Colette also taught me how to sew on buttons with a French twist, to sing La Vie en Rose with a passable  accent and the usefulness of Beaujoulais wine for building the blood after childbirth. She had married an American G.I. and borne him two children… her son, Francis died of AIDS; Nora sustained a high fever in infancy that fried her brain. She was categorized EMR (Educable Mentally Retarded) but couldn’t speak. I became a surrogate daughter for Colette and she was a great comfort to me from early in my marriage and young mothering to when we visited her on our 25th wedding Anniversary 15 years ago in her homeland outside Paris. I have darned socks for clients whose toes were poking through their adorable monkey socks and offered buttons to those who’d lost theirs - just because Colette inspired me to pass it on.

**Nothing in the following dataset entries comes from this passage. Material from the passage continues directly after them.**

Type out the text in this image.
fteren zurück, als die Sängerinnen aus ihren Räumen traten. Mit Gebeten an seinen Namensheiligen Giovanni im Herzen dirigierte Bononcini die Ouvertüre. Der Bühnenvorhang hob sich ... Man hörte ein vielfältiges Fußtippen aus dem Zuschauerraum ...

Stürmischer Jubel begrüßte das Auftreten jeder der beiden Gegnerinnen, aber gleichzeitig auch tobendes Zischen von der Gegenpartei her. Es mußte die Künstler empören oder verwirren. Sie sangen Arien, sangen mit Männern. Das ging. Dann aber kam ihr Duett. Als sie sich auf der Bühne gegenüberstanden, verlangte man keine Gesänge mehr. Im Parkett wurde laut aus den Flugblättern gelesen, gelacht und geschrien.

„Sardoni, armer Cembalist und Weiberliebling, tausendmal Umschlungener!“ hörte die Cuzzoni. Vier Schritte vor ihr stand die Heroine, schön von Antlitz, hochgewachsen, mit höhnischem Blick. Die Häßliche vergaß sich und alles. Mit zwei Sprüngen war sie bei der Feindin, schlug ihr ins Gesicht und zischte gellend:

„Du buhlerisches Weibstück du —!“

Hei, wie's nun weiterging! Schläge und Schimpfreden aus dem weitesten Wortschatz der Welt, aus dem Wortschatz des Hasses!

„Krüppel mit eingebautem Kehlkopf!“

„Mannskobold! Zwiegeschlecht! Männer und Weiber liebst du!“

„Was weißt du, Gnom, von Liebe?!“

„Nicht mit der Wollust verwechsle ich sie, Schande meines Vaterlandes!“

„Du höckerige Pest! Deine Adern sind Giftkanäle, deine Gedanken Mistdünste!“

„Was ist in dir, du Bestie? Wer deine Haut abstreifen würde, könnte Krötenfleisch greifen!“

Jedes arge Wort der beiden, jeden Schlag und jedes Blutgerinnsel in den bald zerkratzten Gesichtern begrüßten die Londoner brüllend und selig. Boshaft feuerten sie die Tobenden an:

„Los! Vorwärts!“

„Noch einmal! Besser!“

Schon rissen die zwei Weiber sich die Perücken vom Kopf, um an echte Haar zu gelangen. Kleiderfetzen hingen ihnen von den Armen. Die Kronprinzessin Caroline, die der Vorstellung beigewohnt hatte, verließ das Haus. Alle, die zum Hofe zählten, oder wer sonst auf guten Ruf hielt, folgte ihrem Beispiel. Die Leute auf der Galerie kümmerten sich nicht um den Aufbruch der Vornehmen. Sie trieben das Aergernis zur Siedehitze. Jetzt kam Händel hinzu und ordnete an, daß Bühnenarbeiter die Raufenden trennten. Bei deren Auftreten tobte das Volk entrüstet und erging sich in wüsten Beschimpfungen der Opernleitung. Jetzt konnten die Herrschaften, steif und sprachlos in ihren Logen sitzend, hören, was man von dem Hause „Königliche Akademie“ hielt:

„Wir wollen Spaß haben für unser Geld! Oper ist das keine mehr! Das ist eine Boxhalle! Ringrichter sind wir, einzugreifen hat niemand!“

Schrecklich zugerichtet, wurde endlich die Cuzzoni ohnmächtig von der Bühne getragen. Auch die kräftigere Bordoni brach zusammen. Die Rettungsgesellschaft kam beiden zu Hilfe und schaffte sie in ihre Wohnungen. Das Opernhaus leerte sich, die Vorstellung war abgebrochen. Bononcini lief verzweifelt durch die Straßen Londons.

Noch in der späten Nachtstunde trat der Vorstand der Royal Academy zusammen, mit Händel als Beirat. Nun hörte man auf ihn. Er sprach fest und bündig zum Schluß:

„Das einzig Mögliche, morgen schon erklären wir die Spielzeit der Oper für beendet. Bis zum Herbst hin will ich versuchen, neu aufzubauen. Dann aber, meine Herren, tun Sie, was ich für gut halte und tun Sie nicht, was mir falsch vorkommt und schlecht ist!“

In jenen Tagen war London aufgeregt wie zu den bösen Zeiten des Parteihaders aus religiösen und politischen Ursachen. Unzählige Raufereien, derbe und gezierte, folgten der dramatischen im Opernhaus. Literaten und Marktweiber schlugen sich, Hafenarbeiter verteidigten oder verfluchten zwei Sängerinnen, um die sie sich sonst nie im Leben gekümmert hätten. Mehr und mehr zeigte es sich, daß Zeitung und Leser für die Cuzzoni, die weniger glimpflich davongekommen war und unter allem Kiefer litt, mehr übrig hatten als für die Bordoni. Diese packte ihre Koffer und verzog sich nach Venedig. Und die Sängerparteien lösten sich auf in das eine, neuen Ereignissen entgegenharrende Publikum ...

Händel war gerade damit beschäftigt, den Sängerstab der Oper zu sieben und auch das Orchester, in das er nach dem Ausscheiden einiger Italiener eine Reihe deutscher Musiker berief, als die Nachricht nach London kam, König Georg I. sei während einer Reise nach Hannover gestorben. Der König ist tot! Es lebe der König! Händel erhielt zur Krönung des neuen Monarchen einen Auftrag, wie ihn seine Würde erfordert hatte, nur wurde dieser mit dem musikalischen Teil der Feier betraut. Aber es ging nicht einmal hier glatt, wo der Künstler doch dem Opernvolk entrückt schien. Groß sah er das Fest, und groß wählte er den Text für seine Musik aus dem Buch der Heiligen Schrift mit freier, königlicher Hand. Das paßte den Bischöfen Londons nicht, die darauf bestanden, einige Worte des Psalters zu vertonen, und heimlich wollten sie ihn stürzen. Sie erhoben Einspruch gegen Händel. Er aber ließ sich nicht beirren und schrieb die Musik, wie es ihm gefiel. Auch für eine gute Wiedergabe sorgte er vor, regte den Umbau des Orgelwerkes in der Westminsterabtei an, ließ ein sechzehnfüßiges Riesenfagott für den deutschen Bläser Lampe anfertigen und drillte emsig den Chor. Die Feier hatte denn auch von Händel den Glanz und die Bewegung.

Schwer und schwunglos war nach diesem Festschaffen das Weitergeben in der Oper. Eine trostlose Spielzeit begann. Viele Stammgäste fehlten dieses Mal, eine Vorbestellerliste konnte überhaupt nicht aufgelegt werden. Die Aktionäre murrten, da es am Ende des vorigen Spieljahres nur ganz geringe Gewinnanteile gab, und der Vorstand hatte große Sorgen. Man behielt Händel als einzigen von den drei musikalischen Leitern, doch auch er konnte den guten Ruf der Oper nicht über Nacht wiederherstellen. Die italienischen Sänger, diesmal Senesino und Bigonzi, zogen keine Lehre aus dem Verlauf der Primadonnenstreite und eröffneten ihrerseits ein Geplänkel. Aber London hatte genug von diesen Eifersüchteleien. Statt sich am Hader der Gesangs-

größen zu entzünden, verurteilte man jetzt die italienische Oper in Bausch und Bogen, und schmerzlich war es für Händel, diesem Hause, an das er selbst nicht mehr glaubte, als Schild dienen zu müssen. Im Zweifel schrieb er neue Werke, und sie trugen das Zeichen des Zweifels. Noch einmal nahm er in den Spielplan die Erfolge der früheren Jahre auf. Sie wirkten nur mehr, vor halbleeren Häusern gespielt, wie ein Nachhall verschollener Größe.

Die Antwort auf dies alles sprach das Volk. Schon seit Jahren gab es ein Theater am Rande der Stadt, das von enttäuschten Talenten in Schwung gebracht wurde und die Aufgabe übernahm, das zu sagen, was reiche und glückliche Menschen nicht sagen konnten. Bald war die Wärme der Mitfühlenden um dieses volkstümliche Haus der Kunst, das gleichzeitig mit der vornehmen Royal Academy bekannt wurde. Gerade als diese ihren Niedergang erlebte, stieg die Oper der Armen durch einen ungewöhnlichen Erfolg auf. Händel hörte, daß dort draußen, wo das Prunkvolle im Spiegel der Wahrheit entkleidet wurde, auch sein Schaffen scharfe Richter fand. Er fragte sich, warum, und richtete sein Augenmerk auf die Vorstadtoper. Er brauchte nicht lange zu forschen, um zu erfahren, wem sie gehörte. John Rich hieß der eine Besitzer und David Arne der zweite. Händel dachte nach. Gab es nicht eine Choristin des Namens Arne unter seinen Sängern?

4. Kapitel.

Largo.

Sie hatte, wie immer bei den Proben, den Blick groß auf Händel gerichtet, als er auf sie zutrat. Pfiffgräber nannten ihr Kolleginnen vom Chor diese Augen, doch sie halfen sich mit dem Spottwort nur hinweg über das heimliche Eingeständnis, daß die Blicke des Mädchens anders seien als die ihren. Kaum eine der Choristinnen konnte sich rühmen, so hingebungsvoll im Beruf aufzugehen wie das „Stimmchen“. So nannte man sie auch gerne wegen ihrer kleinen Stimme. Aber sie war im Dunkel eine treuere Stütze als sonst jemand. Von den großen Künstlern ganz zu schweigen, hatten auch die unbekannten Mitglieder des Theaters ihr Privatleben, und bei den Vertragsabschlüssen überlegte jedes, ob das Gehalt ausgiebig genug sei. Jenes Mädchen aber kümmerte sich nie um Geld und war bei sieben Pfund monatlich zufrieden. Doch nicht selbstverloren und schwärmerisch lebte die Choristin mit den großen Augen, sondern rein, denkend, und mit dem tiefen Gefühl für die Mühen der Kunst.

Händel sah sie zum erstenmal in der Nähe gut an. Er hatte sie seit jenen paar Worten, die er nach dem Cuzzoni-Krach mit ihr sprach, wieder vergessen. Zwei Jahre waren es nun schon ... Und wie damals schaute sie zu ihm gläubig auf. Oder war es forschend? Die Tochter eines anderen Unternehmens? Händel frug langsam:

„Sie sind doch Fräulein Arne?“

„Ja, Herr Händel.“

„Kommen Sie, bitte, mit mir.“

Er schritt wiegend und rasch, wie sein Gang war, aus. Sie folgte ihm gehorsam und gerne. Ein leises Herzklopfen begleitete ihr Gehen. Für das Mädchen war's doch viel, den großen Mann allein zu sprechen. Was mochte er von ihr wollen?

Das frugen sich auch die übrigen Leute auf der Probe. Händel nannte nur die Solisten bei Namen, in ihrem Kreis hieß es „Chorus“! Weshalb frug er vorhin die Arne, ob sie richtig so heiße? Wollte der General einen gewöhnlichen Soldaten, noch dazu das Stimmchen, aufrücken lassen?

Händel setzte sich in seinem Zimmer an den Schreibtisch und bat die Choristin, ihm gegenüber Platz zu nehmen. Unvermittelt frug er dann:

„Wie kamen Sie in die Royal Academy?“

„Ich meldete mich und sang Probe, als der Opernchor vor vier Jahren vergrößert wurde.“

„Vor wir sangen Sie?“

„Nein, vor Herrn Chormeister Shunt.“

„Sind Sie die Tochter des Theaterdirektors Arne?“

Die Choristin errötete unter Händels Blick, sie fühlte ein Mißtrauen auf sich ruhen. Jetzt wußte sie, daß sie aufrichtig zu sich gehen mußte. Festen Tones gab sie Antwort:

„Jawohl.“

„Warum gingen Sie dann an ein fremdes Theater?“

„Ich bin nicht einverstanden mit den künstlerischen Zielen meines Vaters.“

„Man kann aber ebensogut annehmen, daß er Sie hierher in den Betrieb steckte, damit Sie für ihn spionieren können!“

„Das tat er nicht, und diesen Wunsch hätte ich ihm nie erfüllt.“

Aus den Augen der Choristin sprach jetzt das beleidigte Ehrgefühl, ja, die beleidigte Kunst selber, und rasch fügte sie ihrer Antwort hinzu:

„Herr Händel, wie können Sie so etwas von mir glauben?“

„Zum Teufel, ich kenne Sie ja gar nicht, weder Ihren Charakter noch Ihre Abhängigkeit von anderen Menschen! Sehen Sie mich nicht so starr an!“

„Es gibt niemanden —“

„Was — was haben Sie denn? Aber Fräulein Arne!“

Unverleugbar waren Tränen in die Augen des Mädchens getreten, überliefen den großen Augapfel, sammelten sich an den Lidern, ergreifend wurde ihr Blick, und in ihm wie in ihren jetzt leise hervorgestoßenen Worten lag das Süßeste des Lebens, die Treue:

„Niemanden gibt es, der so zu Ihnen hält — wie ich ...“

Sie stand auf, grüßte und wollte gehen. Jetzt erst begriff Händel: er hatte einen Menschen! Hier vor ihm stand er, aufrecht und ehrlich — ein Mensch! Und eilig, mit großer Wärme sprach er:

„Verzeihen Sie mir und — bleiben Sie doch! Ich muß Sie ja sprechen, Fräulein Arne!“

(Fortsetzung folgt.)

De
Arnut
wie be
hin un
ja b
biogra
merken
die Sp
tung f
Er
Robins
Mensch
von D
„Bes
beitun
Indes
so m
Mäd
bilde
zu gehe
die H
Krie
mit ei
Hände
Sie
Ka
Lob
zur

One “mother” figure was a woman I never met but only saw in a Smith Hawken garden shop in Pasadena maybe 15 years ago. She was 60-ish, with a white bun atop her head and radiating health, vibrancy and mysterious magnetic charm. She seemed happier in her skin than anyone I’d ever seen... exuding love of life, comfort and grace. I followed her around that shop just basking in her glow.  I aspire to walk in her footsteps and inspire some “40 somethings” when they’re just beginning to wonder how to age.

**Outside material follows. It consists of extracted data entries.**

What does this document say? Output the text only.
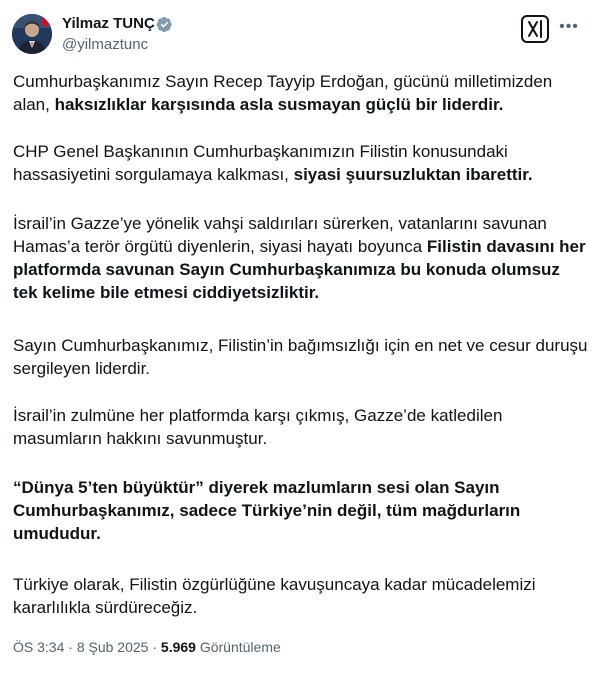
Yilmaz TUNÇ
@yilmaztunc
•••
Cumhurbaşkanımız Sayın Recep Tayyip Erdoğan, gücünü milletimizden alan, haksızlıklar karşısında asla susmayan güçlü bir liderdir.
CHP Genel Başkanının Cumhurbaşkanımızın Filistin konusundaki hassasiyetini sorgulamaya kalkması, siyasi şuursuzluktan ibarettir.
İsrail’in Gazze’ye yönelik vahşi saldırıları sürerken, vatanlarını savunan Hamas’a terör örgütü diyenlerin, siyasi hayatı boyunca Filistin davasını her platformda savunan Sayın Cumhurbaşkanımıza bu konuda olumsuz tek kelime bile etmesi ciddiyetsizliktir.
Sayın Cumhurbaşkanımız, Filistin’in bağımsızlığı için en net ve cesur duruşu sergileyen liderdir.
İsrail’in zulmüne her platformda karşı çıkmış, Gazze’de katledilen masumların hakkını savunmuştur.
“Dünya 5’ten büyüktür” diyerek mazlumların sesi olan Sayın Cumhurbaşkanımız, sadece Türkiye’nin değil, tüm mağdurların umududur.
Türkiye olarak, Filistin özgürlüğüne kavuşuncaya kadar mücadelemizi kararlılıkla sürdüreceğiz.
ÖS 3:34 · 8 Şub 2025 · 5.969 Görüntüleme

A grandmother type was picking out prune plums at the grocery store. While juggling one daughter on my hip with her sister in the cart, I asked and the woman told me how to select plums and gave me a recipe for a Hungarian Prune Plum confection. Because it called for a sugar cube in each pitted plum and because I was trying to raise our girls without sugar, I never made the recipe, but I cherish the sweet memory of that offering and keep the yellowing page with my recipes. I regret having been so restrictive with sweets. Our older daughter started selecting friends based on whose mom would let them eat Twinkies and M & M’s! Once, when I made a gloptious chocolate/meringue confection for her birthday cake instead of the usual carrot cake with "health food" written all over it, her mouth dropped to her knees. We all enjoyed it to the last!

My mother in law, Freidabel is on my list of motherly heroines… She taught me to make Stuffed Cabbage, Pot Roast and Kasha Varneshkas, taught me songs in Yiddish, and she taught her sons and daughter to be self-sufficient, productive human beings. She loved sooo much in her too short life. If we could’ve put her and my mom in the blender… we would have had the perfect recipe for “A Perfect Grandma!”

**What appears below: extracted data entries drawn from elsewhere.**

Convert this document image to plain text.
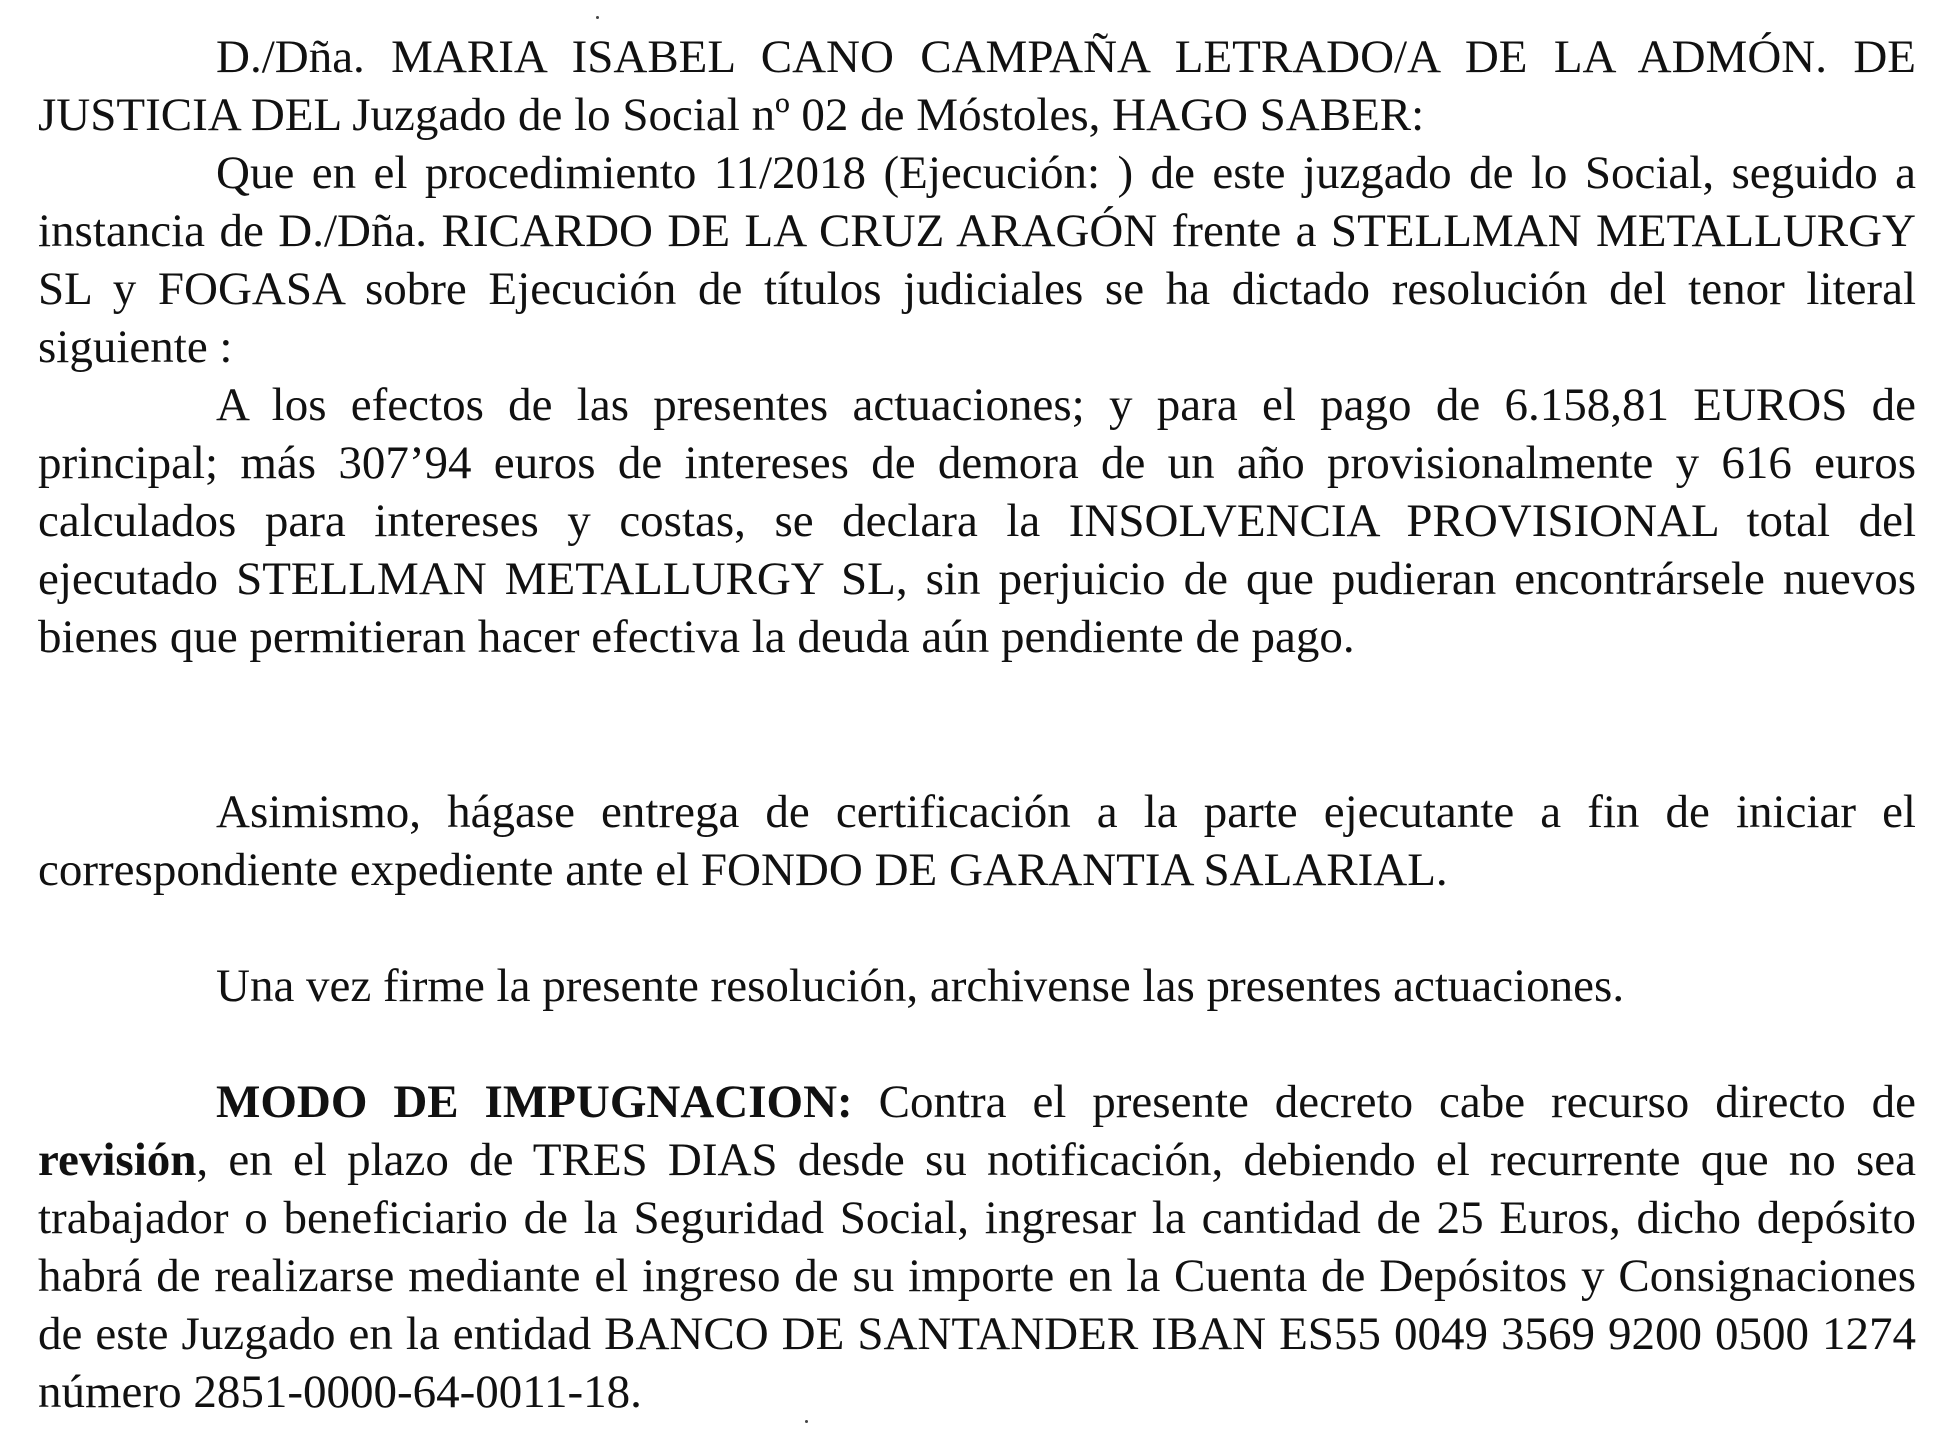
D./Dña. MARIA ISABEL CANO CAMPAÑA LETRADO/A DE LA ADMÓN. DE JUSTICIA DEL Juzgado de lo Social nº 02 de Móstoles, HAGO SABER:

Que en el procedimiento 11/2018 (Ejecución: ) de este juzgado de lo Social, seguido a instancia de D./Dña. RICARDO DE LA CRUZ ARAGÓN frente a STELLMAN METALLURGY SL y FOGASA sobre Ejecución de títulos judiciales se ha dictado resolución del tenor literal siguiente :

A los efectos de las presentes actuaciones; y para el pago de 6.158,81 EUROS de principal; más 307’94 euros de intereses de demora de un año provisionalmente y 616 euros calculados para intereses y costas, se declara la INSOLVENCIA PROVISIONAL total del ejecutado STELLMAN METALLURGY SL, sin perjuicio de que pudieran encontrársele nuevos bienes que permitieran hacer efectiva la deuda aún pendiente de pago.

Asimismo, hágase entrega de certificación a la parte ejecutante a fin de iniciar el correspondiente expediente ante el FONDO DE GARANTIA SALARIAL.

Una vez firme la presente resolución, archivense las presentes actuaciones.

MODO DE IMPUGNACION: Contra el presente decreto cabe recurso directo de revisión, en el plazo de TRES DIAS desde su notificación, debiendo el recurrente que no sea trabajador o beneficiario de la Seguridad Social, ingresar la cantidad de 25 Euros, dicho depósito habrá de realizarse mediante el ingreso de su importe en la Cuenta de Depósitos y Consignaciones de este Juzgado en la entidad BANCO DE SANTANDER IBAN ES55 0049 3569 9200 0500 1274 número 2851-0000-64-0011-18.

My Grammy Stern is on the list too, for, among other things, teaching me with the patience of Job to use a sewing machine. Even after her death… if I have a sewing question she’s on call.  Aunt Fay taught me how to knit – no less than three times. I still forget how to cast-on. Maybe I'll dial her in heaven and ask for a review.

My high school buddy Wendy came up to Big Basin Redwoods where 2 of our friends and their kids were camping with me and my then three year old daughter Mosa.  Wendy arrived Saturday night with an entire salmon fresh from Fisherman’s Wharf, real china plates, fine wine, crystal goblets and silver cutlery. The gusto with which we 3 tired mothers devoured her lemon and onion studded masterpiece could be heard 300 miles away in L.A. I’m sure my husband looked up, scratching his head… “Do I hear orgasms in the redwoods?”

With all the tedium that accompanies house work and basic mothering, it’s essential to have humor, help and heroines. I’m HUGELY grateful for mine, especially my husband, who is so appreciative and nothing like John Henry…


“John Henry swore by the light of the moon and the green leaves on the tree
That he could do more work in a day than his wife could do in three.
Said she, “My darlin’ dearie, I know that I’m to blame,
John Henry, I’ll go plow the fields and you must stay at hame.*”  Old English Folk Song

(John Henry is humbled and daunted by the amount of work his wife performs flawlessly every single day.)

*home

Happy Mother's Day, Happy EVERY DAY!!
Melinda

PS: At ninety-one, my mom is still with us. We are grateful.  And her amazing care-giver Ellen has become another heroine, helper and sharer of how humorous and  heart-breakingly beautiful the mothering journey can be.